Sunday, September 30, 2012

Nuit Blanche 2012

We're having a tougher time enjoying Nuit Blanche these days since it has become a victim of its own success.  The more popular and presumably better projects are swarmed with people which result in wait times of sometimes over an hour.  Since this is longer than we have the patience to wait for a single event, we bypassed them and headed for the more accessible exhibits.  Possibly it was our own fault for not having more perseverance,  but the bottom line was that we were disappointed with what we saw.  There was not the wow factor of previous years.  The other issue could have been that we picked the financial/entertainment district which was easy to get to from our home, as opposed to the Queen West area where the projects seemed edgier and more interesting.  This stemmed from memories of previous years where we were trapped out in that area in the wee hours, unable to get onto any of the packed streetcars in order to return home.  So we can only blame ourselves and will try harder next year.

The presentation we enjoyed the most was the silent movies at TIFF accompanied by the live piano accompaniment.  We stayed for 3 very old films.  The first was a 1902 version of Jack and the Beanstock by Thomas Edison which looked like a filming of a stage play. The negative was so worn that we could see scratches on the film at one point.  There were no special effects to speak of, so the giant was just a very tall guy.  The second was a 1918 movie called "The Cook" starring Buster Keaton and Fatty Arbuckle as a waiter and a cook in a restaurant.  Their physical comedy transcends the need for dialogue.  A very funny recurring joke shows the cook producing all sorts of meals and drinks from the same huge vat, then tossing the dishes at the waiter who deftly catches them just as he walks into the kitchen.
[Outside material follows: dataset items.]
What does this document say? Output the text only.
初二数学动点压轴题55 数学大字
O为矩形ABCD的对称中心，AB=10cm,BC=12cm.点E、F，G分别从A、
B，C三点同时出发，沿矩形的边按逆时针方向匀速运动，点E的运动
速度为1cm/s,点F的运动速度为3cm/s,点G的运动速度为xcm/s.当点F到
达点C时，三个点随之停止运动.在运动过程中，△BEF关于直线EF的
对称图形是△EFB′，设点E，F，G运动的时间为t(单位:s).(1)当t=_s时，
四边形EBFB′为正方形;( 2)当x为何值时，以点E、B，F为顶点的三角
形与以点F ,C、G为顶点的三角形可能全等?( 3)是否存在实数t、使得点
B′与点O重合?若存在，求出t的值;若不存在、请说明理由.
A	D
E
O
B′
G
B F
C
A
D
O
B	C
At the end, Fatty takes his hat and coat out of the vat to go home.  Fatty also stars in the next film called the "Reckless Romeo" who gets in trouble when he flirts with other women and is caught by his wife.  All 3 clips can be found on YouTube.

Speaking of YouTube, another showing at TIFF focused on videos from YouTube.  The show was really lame, from the two young hosts trying to be hip, to the quiz show and sing-along components.  The only mildly amusing part was when they showed a trailer of Mrs Doubtfire re-cut as a horror movie.  The third theatre was showing 101 zombie killings from various bad zombie movies.  The last feature at TIFF was a video of a lighthouse floating in the middle of the English Channel that made me seasick to watch.

A few other minor highlights included the Green Invaders that looked like primitive, early video game characters that either raised their hands in a smile, or lowered them in a frown.  It did not seem like any interaction from the crowd was controlling them as they randomly appeared in different numbers and positions.  Skylum was a giant floating blimp that had lights which responded to movements underneath it.  There was a huge lineup to get into the Commerce Court for Water Will Be There.  We didn't want to wait for this so we couldn't see what was happening inside.  But walking by the outside was entertaining as we saw the shadows of the participants walk by giant screens showing water and nature scenes.  They were hamming it up by making gestures and shadow puppets so possibly they knew they were being watched.

Most of the other exhibits that we saw consisted of videos and sculptures that we didn't find very interesting.  There was a tower made of old computer parts, a lighthouse with a very faint beacon in Brookfield place that was drastically outclassed by its beautiful surroundings and a video that showed plant growth sped up with stop motion photography.  In a glass case in front of First Canadian Place, some kid was solving a Rubic's Cube but after watching for a few minutes, we didn't think he was very particularly fast at it so we didn't see the point.

Actually three of the most memorable attractions for us were not even officially part of Nuit Blanche.  First was the polenta coated fish taco with sweet slaw, avocado cream, peach salsa and cilantro I got from the Gourmet Bitches food truck.  We were amused by the lady in front of us who didn't want to order the "Bitchin' Fries" by name because she didn't want to swear.  The joint that was the most hopping was the Virgin Records DJ booth which was blasting music while the crowd danced in the streets.  And finally an impromptu video game that seemed like Tetris on a pirate ship, complete with cool sound effects was being broadcast above the SEARS logo at the Eaton Centre.  It was powered by some random guy and his laptop but it was so much fun to watch.

We've pledged to do better research next year and maybe even wait in line once or twice in search of a more satisfying Nuit Blanche experience.